如果愿意可以将这些代码压缩成一行，虽然行会变得有点长。名称空间中的所有其他元素也必须类似处理。清单 6 给出了一个完整的 PHP 页面，其中显示带名称空间的 Atom 提要中的标题。

清单 6. 简单的 PHP Atom 标题阅读器

 
<?php $feed =  simplexml_load_file('http://www.cafeconleche.org/today.atom');
$children =  $feed->children('http://www.w3.org/2005/Atom');
$title = $children->title;
?>
<html xml:lang="en" lang="en">
<head>
  <title><?php echo $title; ?></title>
</head>
<body>

<h1><?php echo $title; ?></h1>

<?php

$entries = $children->entry;
foreach ($entries as $entry) {

  $details = $entry->children('http://www.w3.org/2005/Atom');
  echo "<h2>" . $details->title . "</h2>";
}
?>

</body>
</html>

回页首

混合的内容

为什么这个例子中只显示标题行呢？因为在 Atom 中，记录的内容可以包含报道的全部文本：不仅仅是普通文本，还包括标记。这是一种叙述性结构：行中的词句是供人阅读的。和多数的此类数据相似，也有大量的混合内容。于是 XML 就不那么简单了，SimpleXML 方法也开始显示出了一些不足之处。由于不能合理地处理混合内容，这一不足使其在很多应用中被排除了。

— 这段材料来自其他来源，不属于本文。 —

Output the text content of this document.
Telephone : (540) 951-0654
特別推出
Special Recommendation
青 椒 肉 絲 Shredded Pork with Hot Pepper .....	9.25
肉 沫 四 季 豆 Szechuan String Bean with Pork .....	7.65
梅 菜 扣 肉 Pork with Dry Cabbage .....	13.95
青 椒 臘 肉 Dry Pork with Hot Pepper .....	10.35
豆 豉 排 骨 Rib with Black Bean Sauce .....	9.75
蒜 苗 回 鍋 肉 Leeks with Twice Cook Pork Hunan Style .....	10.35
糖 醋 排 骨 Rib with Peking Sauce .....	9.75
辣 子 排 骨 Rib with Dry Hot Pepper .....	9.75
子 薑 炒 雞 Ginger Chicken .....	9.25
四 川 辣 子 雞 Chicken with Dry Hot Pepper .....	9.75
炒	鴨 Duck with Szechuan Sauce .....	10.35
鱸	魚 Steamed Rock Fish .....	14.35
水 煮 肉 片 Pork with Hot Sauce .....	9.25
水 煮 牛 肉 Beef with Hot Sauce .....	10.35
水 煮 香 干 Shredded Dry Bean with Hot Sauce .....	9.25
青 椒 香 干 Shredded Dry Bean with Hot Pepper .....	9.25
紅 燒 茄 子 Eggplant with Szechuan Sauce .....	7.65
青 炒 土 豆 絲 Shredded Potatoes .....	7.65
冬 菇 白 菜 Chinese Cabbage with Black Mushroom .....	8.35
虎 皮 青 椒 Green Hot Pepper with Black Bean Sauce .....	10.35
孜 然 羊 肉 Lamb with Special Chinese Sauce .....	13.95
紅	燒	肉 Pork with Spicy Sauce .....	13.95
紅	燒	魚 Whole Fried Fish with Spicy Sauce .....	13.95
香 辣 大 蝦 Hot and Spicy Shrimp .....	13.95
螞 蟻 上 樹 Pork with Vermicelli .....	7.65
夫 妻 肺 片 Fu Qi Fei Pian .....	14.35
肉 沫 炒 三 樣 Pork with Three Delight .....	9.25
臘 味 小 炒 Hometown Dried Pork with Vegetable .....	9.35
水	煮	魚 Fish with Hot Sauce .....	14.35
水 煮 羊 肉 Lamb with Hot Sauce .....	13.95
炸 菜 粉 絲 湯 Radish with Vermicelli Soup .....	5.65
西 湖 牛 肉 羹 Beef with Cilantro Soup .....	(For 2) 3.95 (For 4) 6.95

可以做到一点，但这不是一个完整的解决方案，只能用于 content 元素包含真正的 XHTML 的情况。可以使用 asXML() 函数将这些 XHTML 作为非解析源代码直接复制到输出中，比如：

echo "<p>" . $details->content->asXML() . "</p>";

生成的结果如清单 7 所示。

清单 7. asXML 输出

 
  <content type="xhtml">
    <div xmlns="http://www.w3.org/1999/xhtml" 
        id="August_7_2006_31098" class="2006-08-07T09:38:18Z">
    <p>
 Nikolai Grigoriev has released <a shape="rect"
 href="http://www.grigoriev.ru/svgmath">SVGMath 0.3</a>, a
 presentation MathML formatter that produces SVG written in
 pure Python and published under an MIT license. According to
 Grigoriev, "The new version can work with multiple-namespace
 documents (e.g. replace all MathML subtrees with SVG in an
 XSL-FO or XHTML document); configuration is made more
 flexible, and several bugs are fixed. There is also a
 stylesheet to adjust the vertical position of the resulting
 SVG image in XSL-FO."
    </p>
    </div>
  </content>

这不是纯粹的 XHTML。content 元素悄悄从 Atom 文档中溜了进来，您真的不愿这样。更糟的是，它的名称空间不对，因此不能被识别。幸运的是，这个多出来的元素实际上没有多大害处，因为 Web 浏览器会忽略不认识的任何标签。完成的文档是无效的，但是关系不大。如果还是觉得别扭，可以通过字符串操作将其去掉，如下所示：

  $description = $details->content->asXML();
  $tags = array('<content type="xhtml"'>", "</content>");
  $notags  = array("", "");
  $description = str_replace($tags, $notags, $description);

为了使代码更加健壮，可以使用正则表达式而不是假定起始标签和前面相同。具体来说，可以考虑各种可能的属性：

  // end-tag is fixed in form so it's easy to replace
  $description = str_replace("</content>", "", $description);
  // remove start-tag, possibly including attributes and white space
  $description = ereg_replace("<content[^>]*>", "", $description);

即使这样改进之后，代码还是会在注释、处理指令和 CDATA 节上出错。无论怎么分解，恐怕都不会简单了。混合内容实际上超出了 SimpleXML 所能处理的范围。

回页首

XPath

只要知道文档有什么元素以及在什么位置，$rss->channel->item->title 这样的表达式很方便。但是，不一定会知道得这么清楚。比方说，在 XHTML 中，标题元素（h1、h2、h3 等等）可以是 body、div、table 或其他几种元素的孩子。此外，div、table、blockquote 及其他元素又可以互相嵌套多次。在很多不那么明确的场合中，使用 //h1 或 //h1[contains('Ben')]这样的 XPath 表达式更方便。SimpleXML 通过 xpath() 函数支持这种功能。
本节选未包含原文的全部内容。